Alharmi wants Amlak to focus on its core real estate business and so has started to withdraw from its non-core investments that in the past have generated a substantial proportion of its revenue.

"We are gradually exiting investments that are 'non-core', so the focus will be on real estate. That process of liquidating investments might take another year. We have made healthy investments however we believe our competence and expertise is in the real estate market," he says.

He also believes that Islamic finance is becoming better understood by a wider mortgage-buying public, particularly by expatriates from outside the region who may have been reluctant to deviate from conventional home loans in the past.

"One of the key challenges that Islamic finance had in the past years was 'knowledge' - even the bank staff themselves didn't have the knowledge.

"Today it has gained increased momentum as more people are exposed to it, so the level of awareness about Islamic products has increased," says Alharmi.

As Amlak and rival Tamweel accelerate their exposure to new real estate markets in the region, their reliance on the UAE market is diminishing.
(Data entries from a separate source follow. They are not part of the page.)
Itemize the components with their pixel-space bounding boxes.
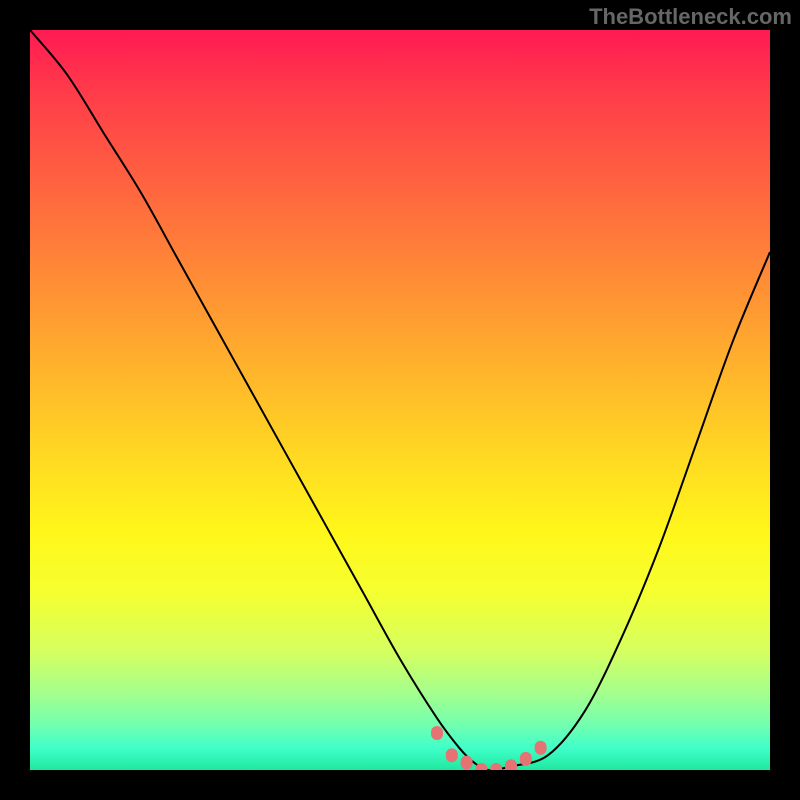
watermark-text: TheBottleneck.com — [589, 4, 792, 30]
optimal-markers — [30, 30, 770, 770]
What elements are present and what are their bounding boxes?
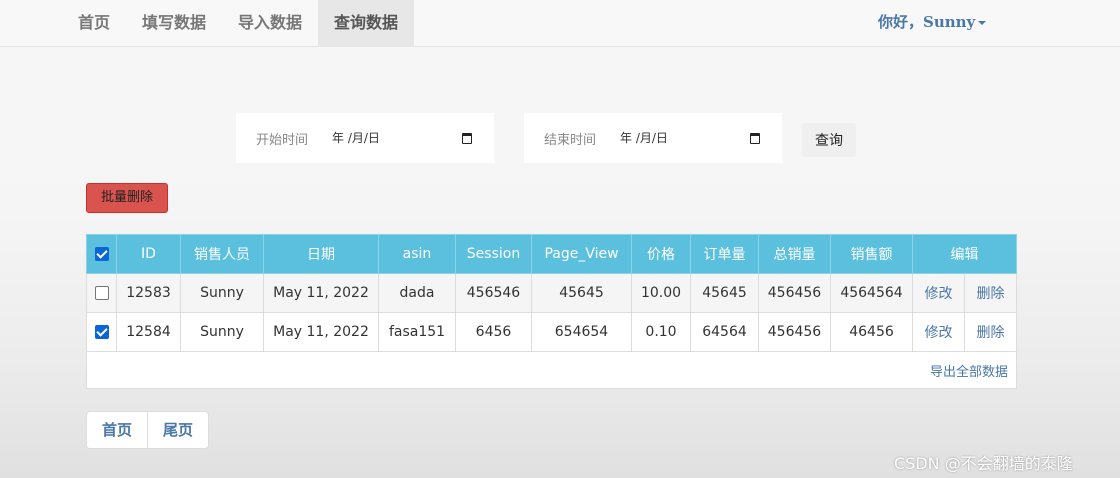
user-menu[interactable]: 你好，Sunny	[878, 0, 987, 47]
edit-cell: 修改	[912, 273, 965, 313]
nav-menu: 首页 填写数据 导入数据 查询数据	[62, 0, 415, 47]
cell-asin: dada	[378, 273, 456, 313]
calendar-icon[interactable]	[750, 133, 760, 144]
column-header: Page_View	[531, 234, 632, 274]
table-header-row: ID 销售人员 日期 asin Session Page_View 价格 订单量…	[86, 234, 1017, 274]
column-header: 编辑	[912, 234, 1017, 274]
cell-orders: 64564	[690, 312, 759, 352]
cell-revenue: 4564564	[830, 273, 913, 313]
column-header: 销售人员	[180, 234, 264, 274]
delete-link[interactable]: 删除	[977, 286, 1005, 302]
column-header: 日期	[263, 234, 379, 274]
end-date-input[interactable]: 年 /月/日	[620, 127, 760, 149]
cell-orders: 45645	[690, 273, 759, 313]
start-date-label: 开始时间	[256, 133, 309, 148]
end-date-value: 年 /月/日	[620, 131, 668, 145]
last-page-button[interactable]: 尾页	[147, 412, 208, 448]
cell-seller: Sunny	[180, 312, 264, 352]
end-date-group: 结束时间 年 /月/日	[524, 113, 782, 163]
cell-seller: Sunny	[180, 273, 264, 313]
edit-link[interactable]: 修改	[925, 286, 953, 302]
delete-link[interactable]: 删除	[977, 325, 1005, 341]
cell-price: 0.10	[631, 312, 691, 352]
cell-id: 12583	[116, 273, 181, 313]
cell-session: 456546	[455, 273, 532, 313]
sales-table: ID 销售人员 日期 asin Session Page_View 价格 订单量…	[86, 234, 1017, 389]
cell-price: 10.00	[631, 273, 691, 313]
column-header: 总销量	[758, 234, 831, 274]
edit-cell: 修改	[912, 312, 965, 352]
nav-item-query-data[interactable]: 查询数据	[318, 0, 415, 47]
cell-page-view: 45645	[531, 273, 632, 313]
cell-asin: fasa151	[378, 312, 456, 352]
table-footer-row: 导出全部数据	[86, 351, 1017, 389]
cell-id: 12584	[116, 312, 181, 352]
column-header: asin	[378, 234, 456, 274]
column-header: ID	[116, 234, 181, 274]
select-all-checkbox[interactable]	[94, 247, 109, 261]
nav-item-import-data[interactable]: 导入数据	[222, 0, 318, 47]
first-page-button[interactable]: 首页	[87, 412, 147, 448]
cell-date: May 11, 2022	[263, 273, 379, 313]
cell-total-sales: 456456	[758, 312, 831, 352]
delete-cell: 删除	[964, 312, 1017, 352]
nav-item-fill-data[interactable]: 填写数据	[126, 0, 222, 47]
caret-down-icon	[978, 21, 987, 25]
watermark: CSDN @不会翻墙的泰隆	[894, 454, 1073, 473]
column-header: Session	[455, 234, 532, 274]
top-navbar: 首页 填写数据 导入数据 查询数据 你好，Sunny	[0, 0, 1120, 47]
query-button[interactable]: 查询	[802, 123, 856, 157]
edit-link[interactable]: 修改	[925, 325, 953, 341]
header-select-all[interactable]	[86, 234, 117, 274]
start-date-input[interactable]: 年 /月/日	[332, 127, 472, 149]
column-header: 价格	[631, 234, 691, 274]
export-cell: 导出全部数据	[86, 351, 1017, 389]
nav-item-home[interactable]: 首页	[62, 0, 126, 47]
start-date-group: 开始时间 年 /月/日	[236, 113, 494, 163]
row-select-cell[interactable]	[86, 273, 117, 313]
batch-delete-button[interactable]: 批量删除	[86, 183, 168, 213]
row-select-cell[interactable]	[86, 312, 117, 352]
row-checkbox[interactable]	[94, 325, 109, 339]
row-checkbox[interactable]	[94, 286, 109, 300]
cell-session: 6456	[455, 312, 532, 352]
column-header: 订单量	[690, 234, 759, 274]
end-date-label: 结束时间	[544, 133, 597, 148]
delete-cell: 删除	[964, 273, 1017, 313]
start-date-value: 年 /月/日	[332, 131, 380, 145]
table-row: 12584 Sunny May 11, 2022 fasa151 6456 65…	[86, 312, 1017, 352]
cell-revenue: 46456	[830, 312, 913, 352]
cell-page-view: 654654	[531, 312, 632, 352]
export-all-link[interactable]: 导出全部数据	[930, 365, 1008, 380]
pagination: 首页 尾页	[86, 411, 209, 449]
table-row: 12583 Sunny May 11, 2022 dada 456546 456…	[86, 273, 1017, 313]
user-greeting: 你好，Sunny	[878, 13, 976, 31]
column-header: 销售额	[830, 234, 913, 274]
calendar-icon[interactable]	[462, 133, 472, 144]
cell-date: May 11, 2022	[263, 312, 379, 352]
cell-total-sales: 456456	[758, 273, 831, 313]
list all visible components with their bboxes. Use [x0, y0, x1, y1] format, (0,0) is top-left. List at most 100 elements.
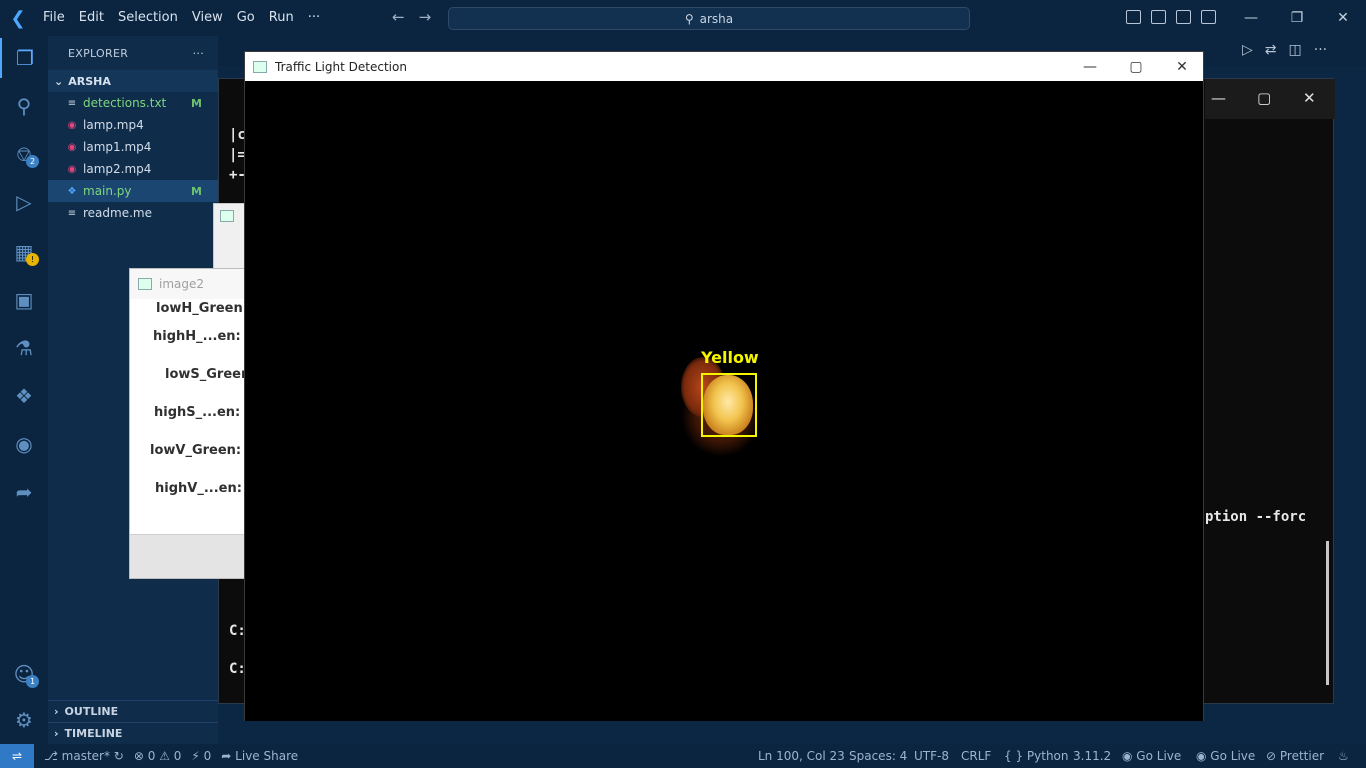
accounts-icon[interactable]: ☺ 1 — [0, 654, 48, 694]
detection-window-titlebar[interactable]: Traffic Light Detection — ▢ ✕ — [245, 52, 1203, 81]
close-button[interactable]: ✕ — [1320, 0, 1366, 36]
detection-minimize-icon[interactable]: — — [1067, 52, 1113, 81]
explorer-icon[interactable]: ❐ — [0, 38, 48, 78]
explorer-more-icon[interactable]: ··· — [193, 47, 204, 60]
explorer-title: EXPLORER — [68, 46, 129, 60]
live-share-status[interactable]: ➦ Live Share — [221, 749, 298, 763]
search-text: arsha — [699, 11, 734, 26]
traffic-light-detection-window: Traffic Light Detection — ▢ ✕ Yellow — [244, 51, 1204, 721]
github-icon[interactable]: ◉ — [0, 424, 48, 464]
live-share-icon[interactable]: ➦ — [0, 472, 48, 512]
accounts-badge: 1 — [26, 675, 39, 688]
file-name: main.py — [83, 184, 132, 198]
trackbar-label: highS_...en: 2 — [154, 404, 245, 420]
menu-more[interactable]: ··· — [301, 0, 327, 36]
compare-icon[interactable]: ⇄ — [1265, 42, 1277, 58]
menu-run[interactable]: Run — [262, 0, 301, 36]
outline-section[interactable]: › OUTLINE — [48, 700, 218, 722]
go-live-2[interactable]: ◉ Go Live — [1196, 744, 1255, 768]
testing-icon[interactable]: ⚗ — [0, 328, 48, 368]
section-label: OUTLINE — [64, 705, 119, 718]
toggle-secondary-sidebar-icon[interactable] — [1201, 10, 1216, 24]
customize-layout-icon[interactable] — [1126, 10, 1141, 24]
modified-marker: M — [191, 184, 202, 198]
editor-actions: ▷ ⇄ ◫ ··· — [1242, 42, 1327, 58]
trackbar-window-titlebar[interactable]: image2 — [130, 269, 244, 299]
navigation-arrows: ← → — [392, 8, 431, 26]
prettier-status[interactable]: ⊘ Prettier — [1266, 744, 1324, 768]
live-share-label: Live Share — [235, 749, 299, 763]
trackbar-low-s-green[interactable]: lowS_Green — [130, 355, 244, 393]
file-name: lamp.mp4 — [83, 118, 144, 132]
detection-close-icon[interactable]: ✕ — [1159, 52, 1205, 81]
file-lamp-mp4[interactable]: ◉ lamp.mp4 — [48, 114, 218, 136]
restore-button[interactable]: ❐ — [1274, 0, 1320, 36]
trackbar-label: highV_...en: 2 — [155, 480, 244, 496]
ports-status[interactable]: ⚡ 0 — [191, 749, 211, 763]
more-actions-icon[interactable]: ··· — [1314, 42, 1327, 58]
cursor-position[interactable]: Ln 100, Col 23 — [758, 744, 845, 768]
file-readme-me[interactable]: ≡ readme.me — [48, 202, 218, 224]
file-detections-txt[interactable]: ≡ detections.txt M — [48, 92, 218, 114]
search-view-icon[interactable]: ⚲ — [0, 86, 48, 126]
encoding[interactable]: UTF-8 — [914, 744, 949, 768]
terminal-maximize-icon[interactable]: ▢ — [1257, 89, 1271, 107]
terminal-scrollbar[interactable] — [1326, 541, 1329, 685]
branch-status[interactable]: ⎇ master* ↻ — [44, 749, 124, 763]
indentation[interactable]: Spaces: 4 — [849, 744, 907, 768]
trackbar-label: lowV_Green: 1 — [150, 442, 245, 458]
command-center-search[interactable]: ⚲ arsha — [448, 7, 970, 30]
go-live-1[interactable]: ◉ Go Live — [1122, 744, 1181, 768]
detection-maximize-icon[interactable]: ▢ — [1113, 52, 1159, 81]
trackbar-label: lowH_Green: — [156, 300, 245, 316]
detection-label: Yellow — [701, 348, 759, 367]
source-control-icon[interactable]: ⎊ 2 — [0, 134, 48, 174]
settings-gear-icon[interactable]: ⚙ — [0, 700, 48, 740]
trackbar-window: image2 lowH_Green: highH_...en: 1 lowS_G… — [129, 268, 245, 579]
extensions-icon[interactable]: ▦! — [0, 232, 48, 272]
remote-indicator-icon[interactable]: ⇌ — [0, 744, 34, 768]
folder-arsha[interactable]: ⌄ ARSHA — [48, 70, 218, 92]
forward-arrow-icon[interactable]: → — [419, 8, 432, 26]
trackbar-high-h-green[interactable]: highH_...en: 1 — [130, 317, 244, 355]
language-mode[interactable]: { } Python — [1004, 744, 1069, 768]
terminal-close-icon[interactable]: ✕ — [1303, 89, 1316, 107]
file-name: detections.txt — [83, 96, 167, 110]
chevron-down-icon: ⌄ — [54, 74, 64, 88]
trackbar-window-footer — [130, 534, 244, 578]
detection-bounding-box — [701, 373, 757, 437]
toggle-panel-icon[interactable] — [1176, 10, 1191, 24]
menu-go[interactable]: Go — [230, 0, 262, 36]
menu-edit[interactable]: Edit — [72, 0, 111, 36]
split-editor-icon[interactable]: ◫ — [1289, 42, 1302, 58]
trackbar-low-v-green[interactable]: lowV_Green: 1 — [130, 431, 244, 469]
file-name: readme.me — [83, 206, 152, 220]
menu-file[interactable]: File — [36, 0, 72, 36]
video-file-icon: ◉ — [67, 141, 77, 153]
problems-status[interactable]: ⊗ 0 ⚠ 0 — [134, 749, 182, 763]
terminal-titlebar: — ▢ ✕ — [1205, 79, 1335, 119]
file-lamp2-mp4[interactable]: ◉ lamp2.mp4 — [48, 158, 218, 180]
minimize-button[interactable]: — — [1228, 0, 1274, 36]
file-main-py[interactable]: ❖ main.py M — [48, 180, 218, 202]
line-endings[interactable]: CRLF — [961, 744, 991, 768]
menu-selection[interactable]: Selection — [111, 0, 185, 36]
trackbar-high-s-green[interactable]: highS_...en: 2 — [130, 393, 244, 431]
remote-explorer-icon[interactable]: ▣ — [0, 280, 48, 320]
terminal-minimize-icon[interactable]: — — [1211, 89, 1226, 107]
run-debug-icon[interactable]: ▷ — [0, 182, 48, 222]
file-lamp1-mp4[interactable]: ◉ lamp1.mp4 — [48, 136, 218, 158]
notifications-bell-icon[interactable]: ♨ — [1338, 744, 1349, 768]
back-arrow-icon[interactable]: ← — [392, 8, 405, 26]
run-python-icon[interactable]: ▷ — [1242, 42, 1253, 58]
trackbar-low-h-green[interactable]: lowH_Green: — [130, 299, 244, 317]
folder-name: ARSHA — [68, 74, 111, 88]
menu-view[interactable]: View — [185, 0, 230, 36]
go-live-label: Go Live — [1210, 749, 1256, 763]
timeline-section[interactable]: › TIMELINE — [48, 722, 218, 744]
toggle-sidebar-icon[interactable] — [1151, 10, 1166, 24]
python-icon[interactable]: ❖ — [0, 376, 48, 416]
source-control-badge: 2 — [26, 155, 39, 168]
trackbar-high-v-green[interactable]: highV_...en: 2 — [130, 469, 244, 507]
python-version[interactable]: 3.11.2 — [1073, 744, 1111, 768]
Like its largest shareholder Emaar Properties, Amlak is looking to fledgling real estate markets across the region to define the next chapter of its growth story.

But while the company spreads its wings regionally, Alharmi remains steadfastly bullish on the prospects of the UAE's residential real estate market, well into the next decade.

The development focus may move from Dubai to Abu Dhabi, but the continuing influx of expatriates into the booming market will ensure that demand for mortgages will remain robust - even as the full extent of the global subprime crisis unfolds and the mortgage industry in the US and Europe contracts.

"There is the demand and it will surpass supply over the next three to four years," he says. "Growth might be slower, but we do not expect to see any crash."